PEYREBRUNE Georges de, Mathilde-Marie Georgina Élisabeth, dite (1841-1917)

87eme division (Columbarium - Case 5731)
jeudi 16 novembre 2017.
 

Ecrivain français

Mathilde-Marie Georgina Élisabeth de Peyrebrune, dite Georges de Peyrebrune, voit le jour à Peyrebrune, hameau de Sainte-Orse (Dordogne), le 18 avril 1841

Décédée à Paris le 16 novembre 1917

Femme de lettres française, auteur de romans populaires.

Venue à Paris après la guerre de 1870, elle contribua à plusieurs revues féminines et publia un grand nombre de romans qui connurent un succès éphémère.

Elle fit partie du premier jury du prix Fémina en 1905.

Octave Mirbeau s’est inspiré des thèmes de son roman Victoire la Rouge pour élaborer l’intrigue de plusieurs de ses œuvres, notamment le Journal d’une Femme de Chambre.

Née en 1841 à Peyrebrune, hameau de Sainte-Orse (Dordogne), fille non reconnue de Georges (le prénom qu’elle utilisera dans son nom d’auteur) Johnston, d’une famille de riches négociants bordelais, et de Céline Judicis, Marie Mathilde Georgina Elisabeth reçoit le nom de son hameau natal.

Enfant précoce et douée, elle fait ses études dans une institution religieuse à Périgueux et s’éveille très tôt à l’écriture.

Après quelques années d’un mariage malheureux, elle monte seule à Paris au lendemain de la guerre de 1870, y ayant noué des contacts littéraires, et bientôt s’y fait publier et acquiert une réelle notoriété.

Au total elle écrit une trentaine de romans qui connaissent un succès éphémère, dont Marco (1882) Victoire la Rouge (1883), Les Ensevelis (un drame social inspiré par la catastrophe de Chancelade en Dordogne, publié en 1887) et Le Roman d’un bas-bleu (1892).

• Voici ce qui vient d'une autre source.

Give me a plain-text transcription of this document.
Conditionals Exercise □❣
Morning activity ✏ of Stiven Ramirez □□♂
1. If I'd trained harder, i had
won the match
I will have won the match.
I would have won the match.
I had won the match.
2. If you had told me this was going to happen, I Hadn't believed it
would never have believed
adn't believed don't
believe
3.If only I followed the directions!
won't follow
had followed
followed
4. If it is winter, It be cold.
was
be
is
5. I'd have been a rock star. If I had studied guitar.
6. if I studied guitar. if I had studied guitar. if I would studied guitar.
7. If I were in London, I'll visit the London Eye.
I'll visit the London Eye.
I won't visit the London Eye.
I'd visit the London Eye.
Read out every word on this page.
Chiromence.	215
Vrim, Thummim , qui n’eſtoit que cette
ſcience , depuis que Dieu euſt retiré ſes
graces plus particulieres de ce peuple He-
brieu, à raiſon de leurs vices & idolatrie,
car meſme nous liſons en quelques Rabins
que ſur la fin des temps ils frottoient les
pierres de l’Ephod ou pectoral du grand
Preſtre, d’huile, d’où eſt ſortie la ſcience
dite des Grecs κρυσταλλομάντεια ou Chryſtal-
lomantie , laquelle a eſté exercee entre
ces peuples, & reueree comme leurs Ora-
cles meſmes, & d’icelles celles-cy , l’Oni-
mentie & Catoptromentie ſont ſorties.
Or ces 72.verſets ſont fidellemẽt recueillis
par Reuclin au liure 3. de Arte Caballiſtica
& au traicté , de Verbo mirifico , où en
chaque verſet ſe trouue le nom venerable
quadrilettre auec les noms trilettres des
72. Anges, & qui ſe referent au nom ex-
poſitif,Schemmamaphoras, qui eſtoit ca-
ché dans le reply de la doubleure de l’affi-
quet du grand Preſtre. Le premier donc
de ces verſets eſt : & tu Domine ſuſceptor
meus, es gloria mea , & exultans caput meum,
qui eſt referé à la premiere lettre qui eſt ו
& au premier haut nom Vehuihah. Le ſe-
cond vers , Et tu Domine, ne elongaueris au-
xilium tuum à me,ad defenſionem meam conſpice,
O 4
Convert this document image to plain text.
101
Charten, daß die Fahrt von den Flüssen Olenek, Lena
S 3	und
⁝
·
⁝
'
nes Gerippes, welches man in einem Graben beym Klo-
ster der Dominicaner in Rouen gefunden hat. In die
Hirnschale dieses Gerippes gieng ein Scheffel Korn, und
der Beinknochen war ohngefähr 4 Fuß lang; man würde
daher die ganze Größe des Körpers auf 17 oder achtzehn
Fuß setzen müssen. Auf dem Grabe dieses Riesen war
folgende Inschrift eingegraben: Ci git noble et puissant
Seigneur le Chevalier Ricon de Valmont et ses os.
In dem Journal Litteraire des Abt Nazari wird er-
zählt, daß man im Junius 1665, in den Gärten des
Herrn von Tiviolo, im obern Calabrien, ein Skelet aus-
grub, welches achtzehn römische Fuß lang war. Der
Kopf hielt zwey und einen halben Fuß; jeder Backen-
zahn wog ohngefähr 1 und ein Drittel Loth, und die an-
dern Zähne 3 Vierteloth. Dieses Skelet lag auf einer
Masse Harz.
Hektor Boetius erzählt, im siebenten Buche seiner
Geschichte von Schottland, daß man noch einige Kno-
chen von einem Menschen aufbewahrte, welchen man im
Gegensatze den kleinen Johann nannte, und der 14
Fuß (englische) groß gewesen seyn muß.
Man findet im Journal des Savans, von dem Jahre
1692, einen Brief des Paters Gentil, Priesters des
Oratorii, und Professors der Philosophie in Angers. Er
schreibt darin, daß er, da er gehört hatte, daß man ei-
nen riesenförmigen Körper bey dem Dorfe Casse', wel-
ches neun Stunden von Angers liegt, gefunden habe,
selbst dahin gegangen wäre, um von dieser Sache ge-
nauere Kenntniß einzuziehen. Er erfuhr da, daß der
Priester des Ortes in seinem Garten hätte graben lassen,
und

Elle collabore également à de nombreux journaux (dont La Fronde de Marguerite Durand).

Républicaine, elle n’hésite pas à prendre position contre la peine de mort (notamment au moment de l’exécution de l’anarchiste Vaillant en 1893) et en rejoignant le camp des dreyfusards aux côtés de son ami Joseph Reinach.

Elle défend aussi la place des femmes dans le champ littéraire et fait partie du premier jury du prix Femina en 1905.

Mais les temps changent et vient la guerre.

Elle meurt dans la pauvreté et l’oubli.

Ses cendres se trouvent au columbarium, case no 5731.

Sources : Editions cyrano

George de Peyrebrune (Blog)

Sud Ouest, article de presse

Wikipédia et divers

Photos : Wikimédia et divers

(APPL 2017)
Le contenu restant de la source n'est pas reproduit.